We think constantly about how we can make their homes a more comfortable, healthy, and welcoming place. Being able to do that while rooted in compassion for others this last year has been an incredibly rewarding experience. As a leader, I have learned even more about the importance of vulnerability, of holding space for myself and others, and the importance of listening to our customers, team members, and the world."

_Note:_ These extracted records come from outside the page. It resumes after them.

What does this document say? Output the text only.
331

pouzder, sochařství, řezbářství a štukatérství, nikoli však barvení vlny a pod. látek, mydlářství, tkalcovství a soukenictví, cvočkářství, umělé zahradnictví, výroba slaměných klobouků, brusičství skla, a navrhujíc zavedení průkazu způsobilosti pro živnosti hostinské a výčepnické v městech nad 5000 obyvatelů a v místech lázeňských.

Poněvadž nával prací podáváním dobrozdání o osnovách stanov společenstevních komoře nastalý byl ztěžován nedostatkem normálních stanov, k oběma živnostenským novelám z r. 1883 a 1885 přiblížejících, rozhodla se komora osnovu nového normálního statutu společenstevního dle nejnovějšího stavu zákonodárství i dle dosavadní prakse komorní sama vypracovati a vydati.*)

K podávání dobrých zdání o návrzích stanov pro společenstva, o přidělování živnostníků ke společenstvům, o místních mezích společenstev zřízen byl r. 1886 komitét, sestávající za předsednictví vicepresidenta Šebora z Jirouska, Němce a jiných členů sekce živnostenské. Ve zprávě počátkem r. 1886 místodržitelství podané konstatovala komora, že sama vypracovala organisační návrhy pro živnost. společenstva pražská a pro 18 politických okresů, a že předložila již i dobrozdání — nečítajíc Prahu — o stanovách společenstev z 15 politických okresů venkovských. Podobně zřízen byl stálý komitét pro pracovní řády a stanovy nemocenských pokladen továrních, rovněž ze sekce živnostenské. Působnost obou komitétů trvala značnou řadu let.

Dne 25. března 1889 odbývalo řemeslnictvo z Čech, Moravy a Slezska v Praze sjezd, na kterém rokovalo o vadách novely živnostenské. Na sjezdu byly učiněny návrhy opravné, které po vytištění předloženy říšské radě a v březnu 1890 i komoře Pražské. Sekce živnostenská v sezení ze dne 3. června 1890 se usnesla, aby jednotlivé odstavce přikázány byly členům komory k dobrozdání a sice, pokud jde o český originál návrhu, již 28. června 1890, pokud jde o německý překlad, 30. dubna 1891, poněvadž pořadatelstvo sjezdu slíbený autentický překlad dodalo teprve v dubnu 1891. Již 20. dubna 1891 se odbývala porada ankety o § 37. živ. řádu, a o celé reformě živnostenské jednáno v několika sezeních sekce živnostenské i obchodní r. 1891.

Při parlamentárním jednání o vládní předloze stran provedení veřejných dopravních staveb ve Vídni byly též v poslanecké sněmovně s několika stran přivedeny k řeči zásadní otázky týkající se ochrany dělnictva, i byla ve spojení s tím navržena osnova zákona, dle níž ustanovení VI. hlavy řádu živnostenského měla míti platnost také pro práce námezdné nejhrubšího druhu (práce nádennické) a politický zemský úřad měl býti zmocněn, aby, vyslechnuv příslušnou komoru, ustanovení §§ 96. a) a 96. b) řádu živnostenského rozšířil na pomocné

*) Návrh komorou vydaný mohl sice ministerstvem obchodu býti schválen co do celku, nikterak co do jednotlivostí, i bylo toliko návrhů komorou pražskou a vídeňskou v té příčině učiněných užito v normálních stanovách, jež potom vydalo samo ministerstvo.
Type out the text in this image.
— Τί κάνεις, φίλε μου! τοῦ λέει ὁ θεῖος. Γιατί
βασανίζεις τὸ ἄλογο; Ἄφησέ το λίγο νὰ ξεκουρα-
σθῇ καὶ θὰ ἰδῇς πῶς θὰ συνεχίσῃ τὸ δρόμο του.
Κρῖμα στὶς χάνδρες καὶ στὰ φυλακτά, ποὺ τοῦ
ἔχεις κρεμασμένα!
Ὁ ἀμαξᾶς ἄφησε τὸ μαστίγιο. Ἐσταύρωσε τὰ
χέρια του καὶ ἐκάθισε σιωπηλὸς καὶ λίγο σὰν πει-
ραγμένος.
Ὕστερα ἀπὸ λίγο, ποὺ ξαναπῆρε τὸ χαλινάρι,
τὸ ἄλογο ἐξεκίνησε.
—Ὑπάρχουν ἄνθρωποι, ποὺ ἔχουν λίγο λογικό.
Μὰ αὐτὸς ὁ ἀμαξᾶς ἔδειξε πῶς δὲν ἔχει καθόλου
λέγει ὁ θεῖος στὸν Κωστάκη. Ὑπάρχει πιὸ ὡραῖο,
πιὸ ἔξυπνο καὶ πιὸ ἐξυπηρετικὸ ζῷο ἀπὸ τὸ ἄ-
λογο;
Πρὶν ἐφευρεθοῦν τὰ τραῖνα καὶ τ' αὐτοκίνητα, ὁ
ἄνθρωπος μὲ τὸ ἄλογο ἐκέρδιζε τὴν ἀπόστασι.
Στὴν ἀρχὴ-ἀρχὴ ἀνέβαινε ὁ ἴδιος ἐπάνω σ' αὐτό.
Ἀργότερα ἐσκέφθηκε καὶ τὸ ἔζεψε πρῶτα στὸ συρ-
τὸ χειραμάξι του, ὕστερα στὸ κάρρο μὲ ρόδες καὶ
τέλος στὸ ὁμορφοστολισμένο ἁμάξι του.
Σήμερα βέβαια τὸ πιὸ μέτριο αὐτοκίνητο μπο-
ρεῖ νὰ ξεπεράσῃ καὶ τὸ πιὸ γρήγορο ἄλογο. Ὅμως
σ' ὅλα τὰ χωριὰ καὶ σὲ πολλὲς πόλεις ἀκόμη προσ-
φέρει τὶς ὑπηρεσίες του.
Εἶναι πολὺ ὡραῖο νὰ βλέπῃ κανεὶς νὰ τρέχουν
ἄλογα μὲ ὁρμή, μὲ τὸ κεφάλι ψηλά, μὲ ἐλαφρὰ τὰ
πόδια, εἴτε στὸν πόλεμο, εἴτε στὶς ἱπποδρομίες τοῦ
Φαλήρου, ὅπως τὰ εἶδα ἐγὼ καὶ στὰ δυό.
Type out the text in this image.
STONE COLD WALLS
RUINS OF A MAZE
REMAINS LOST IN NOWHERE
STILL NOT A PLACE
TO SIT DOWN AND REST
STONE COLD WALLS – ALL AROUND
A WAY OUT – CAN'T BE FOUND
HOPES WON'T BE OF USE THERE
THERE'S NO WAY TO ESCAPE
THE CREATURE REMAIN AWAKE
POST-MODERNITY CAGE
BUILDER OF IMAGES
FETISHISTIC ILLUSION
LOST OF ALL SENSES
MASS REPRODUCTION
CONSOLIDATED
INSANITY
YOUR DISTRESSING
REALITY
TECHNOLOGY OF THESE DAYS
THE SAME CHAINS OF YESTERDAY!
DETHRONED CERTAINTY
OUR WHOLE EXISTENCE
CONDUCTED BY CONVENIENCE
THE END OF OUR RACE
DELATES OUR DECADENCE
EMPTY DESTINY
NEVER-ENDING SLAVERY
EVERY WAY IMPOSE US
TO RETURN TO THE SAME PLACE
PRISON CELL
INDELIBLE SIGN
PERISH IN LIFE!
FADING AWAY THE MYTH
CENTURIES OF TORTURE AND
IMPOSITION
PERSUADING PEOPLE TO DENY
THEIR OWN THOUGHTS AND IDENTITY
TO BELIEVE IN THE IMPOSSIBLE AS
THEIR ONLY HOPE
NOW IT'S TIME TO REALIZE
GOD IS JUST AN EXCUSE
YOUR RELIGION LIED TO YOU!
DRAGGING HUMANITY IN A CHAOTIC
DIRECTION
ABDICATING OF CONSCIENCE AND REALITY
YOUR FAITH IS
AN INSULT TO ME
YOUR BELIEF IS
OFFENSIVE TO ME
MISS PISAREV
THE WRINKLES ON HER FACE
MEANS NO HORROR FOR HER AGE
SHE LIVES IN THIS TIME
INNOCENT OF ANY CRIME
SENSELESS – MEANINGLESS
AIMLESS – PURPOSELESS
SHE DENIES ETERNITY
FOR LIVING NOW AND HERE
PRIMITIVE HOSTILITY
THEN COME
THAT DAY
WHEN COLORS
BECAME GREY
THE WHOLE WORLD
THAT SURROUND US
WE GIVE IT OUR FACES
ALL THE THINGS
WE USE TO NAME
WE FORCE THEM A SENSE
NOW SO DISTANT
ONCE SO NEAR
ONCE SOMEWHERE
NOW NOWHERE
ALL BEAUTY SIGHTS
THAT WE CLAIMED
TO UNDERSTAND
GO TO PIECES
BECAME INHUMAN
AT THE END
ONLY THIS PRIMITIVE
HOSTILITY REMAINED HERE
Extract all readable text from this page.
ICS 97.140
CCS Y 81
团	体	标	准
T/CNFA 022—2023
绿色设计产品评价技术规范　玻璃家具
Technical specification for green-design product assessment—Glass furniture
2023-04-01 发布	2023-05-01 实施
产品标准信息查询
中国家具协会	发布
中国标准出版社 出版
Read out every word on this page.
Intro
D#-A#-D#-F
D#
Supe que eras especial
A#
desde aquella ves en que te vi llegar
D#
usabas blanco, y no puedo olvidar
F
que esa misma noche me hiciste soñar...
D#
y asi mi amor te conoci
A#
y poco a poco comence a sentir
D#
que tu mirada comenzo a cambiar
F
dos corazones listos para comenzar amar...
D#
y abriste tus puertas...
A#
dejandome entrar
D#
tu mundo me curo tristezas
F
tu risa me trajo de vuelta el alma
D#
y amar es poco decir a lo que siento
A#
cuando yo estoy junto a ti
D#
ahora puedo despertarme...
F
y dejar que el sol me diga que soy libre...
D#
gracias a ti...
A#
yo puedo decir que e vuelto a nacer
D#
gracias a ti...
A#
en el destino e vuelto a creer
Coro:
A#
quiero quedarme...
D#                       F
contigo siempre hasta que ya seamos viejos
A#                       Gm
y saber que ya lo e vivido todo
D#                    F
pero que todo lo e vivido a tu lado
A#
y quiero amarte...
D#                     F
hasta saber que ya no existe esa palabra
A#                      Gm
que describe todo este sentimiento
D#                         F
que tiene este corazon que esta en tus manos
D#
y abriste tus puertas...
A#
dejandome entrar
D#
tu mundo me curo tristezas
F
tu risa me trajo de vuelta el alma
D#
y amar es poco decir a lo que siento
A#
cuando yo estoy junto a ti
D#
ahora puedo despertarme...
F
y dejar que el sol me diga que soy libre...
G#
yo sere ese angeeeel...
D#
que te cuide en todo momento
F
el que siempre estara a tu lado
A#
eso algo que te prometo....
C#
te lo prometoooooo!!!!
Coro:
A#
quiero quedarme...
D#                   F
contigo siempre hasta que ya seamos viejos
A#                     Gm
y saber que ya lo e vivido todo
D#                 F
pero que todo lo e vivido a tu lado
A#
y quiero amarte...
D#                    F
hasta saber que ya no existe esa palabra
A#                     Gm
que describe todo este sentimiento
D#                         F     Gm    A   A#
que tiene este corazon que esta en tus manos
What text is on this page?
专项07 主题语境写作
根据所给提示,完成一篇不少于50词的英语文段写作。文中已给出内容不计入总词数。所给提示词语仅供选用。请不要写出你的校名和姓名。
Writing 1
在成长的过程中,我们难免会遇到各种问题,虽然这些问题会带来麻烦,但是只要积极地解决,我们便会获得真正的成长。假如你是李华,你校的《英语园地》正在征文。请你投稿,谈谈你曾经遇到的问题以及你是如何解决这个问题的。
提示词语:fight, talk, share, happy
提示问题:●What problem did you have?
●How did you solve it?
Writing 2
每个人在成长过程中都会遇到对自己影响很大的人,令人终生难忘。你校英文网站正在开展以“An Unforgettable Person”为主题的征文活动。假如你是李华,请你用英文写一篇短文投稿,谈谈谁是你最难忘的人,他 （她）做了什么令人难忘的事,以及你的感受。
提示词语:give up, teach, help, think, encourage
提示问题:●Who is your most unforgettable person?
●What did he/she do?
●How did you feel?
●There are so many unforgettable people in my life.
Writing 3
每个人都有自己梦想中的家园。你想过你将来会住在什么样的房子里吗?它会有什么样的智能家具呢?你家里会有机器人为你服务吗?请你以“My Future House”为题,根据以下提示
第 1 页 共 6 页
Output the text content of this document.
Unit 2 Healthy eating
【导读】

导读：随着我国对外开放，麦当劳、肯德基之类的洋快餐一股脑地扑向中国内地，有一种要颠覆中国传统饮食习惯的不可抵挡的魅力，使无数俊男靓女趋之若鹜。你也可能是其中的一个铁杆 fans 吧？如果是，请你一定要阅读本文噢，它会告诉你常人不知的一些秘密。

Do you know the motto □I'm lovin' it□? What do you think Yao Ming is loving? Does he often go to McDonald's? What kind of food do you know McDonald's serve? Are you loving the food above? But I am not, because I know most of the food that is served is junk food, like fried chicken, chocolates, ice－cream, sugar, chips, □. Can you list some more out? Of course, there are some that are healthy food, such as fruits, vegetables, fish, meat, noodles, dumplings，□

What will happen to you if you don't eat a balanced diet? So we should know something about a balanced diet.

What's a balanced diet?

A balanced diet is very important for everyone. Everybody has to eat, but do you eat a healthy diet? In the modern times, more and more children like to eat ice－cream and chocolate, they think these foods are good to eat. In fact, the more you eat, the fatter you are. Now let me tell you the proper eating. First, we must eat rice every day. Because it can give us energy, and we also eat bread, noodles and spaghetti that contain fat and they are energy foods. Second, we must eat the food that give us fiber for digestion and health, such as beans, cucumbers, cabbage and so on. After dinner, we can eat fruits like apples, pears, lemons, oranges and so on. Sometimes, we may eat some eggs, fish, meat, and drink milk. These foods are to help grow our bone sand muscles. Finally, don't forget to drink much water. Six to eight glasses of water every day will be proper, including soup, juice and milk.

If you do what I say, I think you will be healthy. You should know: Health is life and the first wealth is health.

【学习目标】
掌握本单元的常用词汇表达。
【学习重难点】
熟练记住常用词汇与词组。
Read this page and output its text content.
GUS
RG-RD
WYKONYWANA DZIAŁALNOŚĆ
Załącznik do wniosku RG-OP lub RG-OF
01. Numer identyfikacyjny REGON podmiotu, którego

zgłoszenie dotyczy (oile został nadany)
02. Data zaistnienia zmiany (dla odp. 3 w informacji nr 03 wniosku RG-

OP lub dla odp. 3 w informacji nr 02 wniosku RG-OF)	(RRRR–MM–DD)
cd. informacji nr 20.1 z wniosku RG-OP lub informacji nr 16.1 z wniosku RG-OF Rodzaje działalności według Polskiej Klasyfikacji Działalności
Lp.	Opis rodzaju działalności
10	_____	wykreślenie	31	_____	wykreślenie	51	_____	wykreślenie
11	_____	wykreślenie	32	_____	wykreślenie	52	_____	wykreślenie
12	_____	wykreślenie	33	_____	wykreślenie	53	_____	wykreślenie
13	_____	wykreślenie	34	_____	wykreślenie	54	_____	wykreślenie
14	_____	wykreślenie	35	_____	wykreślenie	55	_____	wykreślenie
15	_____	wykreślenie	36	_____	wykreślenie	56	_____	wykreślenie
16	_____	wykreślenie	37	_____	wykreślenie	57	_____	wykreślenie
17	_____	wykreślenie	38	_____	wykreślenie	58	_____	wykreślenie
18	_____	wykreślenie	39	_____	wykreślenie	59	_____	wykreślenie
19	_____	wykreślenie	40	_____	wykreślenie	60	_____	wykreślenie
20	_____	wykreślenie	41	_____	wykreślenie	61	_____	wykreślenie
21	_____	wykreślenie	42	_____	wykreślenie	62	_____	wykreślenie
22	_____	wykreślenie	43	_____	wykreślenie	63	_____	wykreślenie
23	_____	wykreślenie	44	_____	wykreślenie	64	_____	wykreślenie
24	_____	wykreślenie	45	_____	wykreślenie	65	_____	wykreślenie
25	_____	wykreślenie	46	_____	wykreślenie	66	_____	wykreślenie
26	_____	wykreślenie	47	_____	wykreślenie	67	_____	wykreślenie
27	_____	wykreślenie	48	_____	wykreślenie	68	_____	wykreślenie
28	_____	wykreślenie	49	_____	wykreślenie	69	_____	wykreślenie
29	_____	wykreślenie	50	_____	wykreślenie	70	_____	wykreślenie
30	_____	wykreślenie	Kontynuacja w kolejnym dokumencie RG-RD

Michele Gough, Iris & Romeo

"The isolation has only highlighted our deep need for meaningful connection. All those whose voices have been diminished need to be seen, understood, and met. It's not enough to just make products anymore."

Mahisha Dellinger, Curls

"COVID-19 taught us the importance of being agile. Agility translates to quick action and increased opportunity. Our lightning-fast corporate culture allowed us to shift instantly from 100-percent in-person promotional events to 100-percent digital events that actually produced a significant increase in ROI."

Sara Happ, Sara Happ

"The pandemic has taught me how resilient and creative our team is. We're a brand that focuses on lips in a time when lips are the only part of your body no one sees. We repositioned our messaging and beat 2019 revenues. I couldn't be more proud of them!"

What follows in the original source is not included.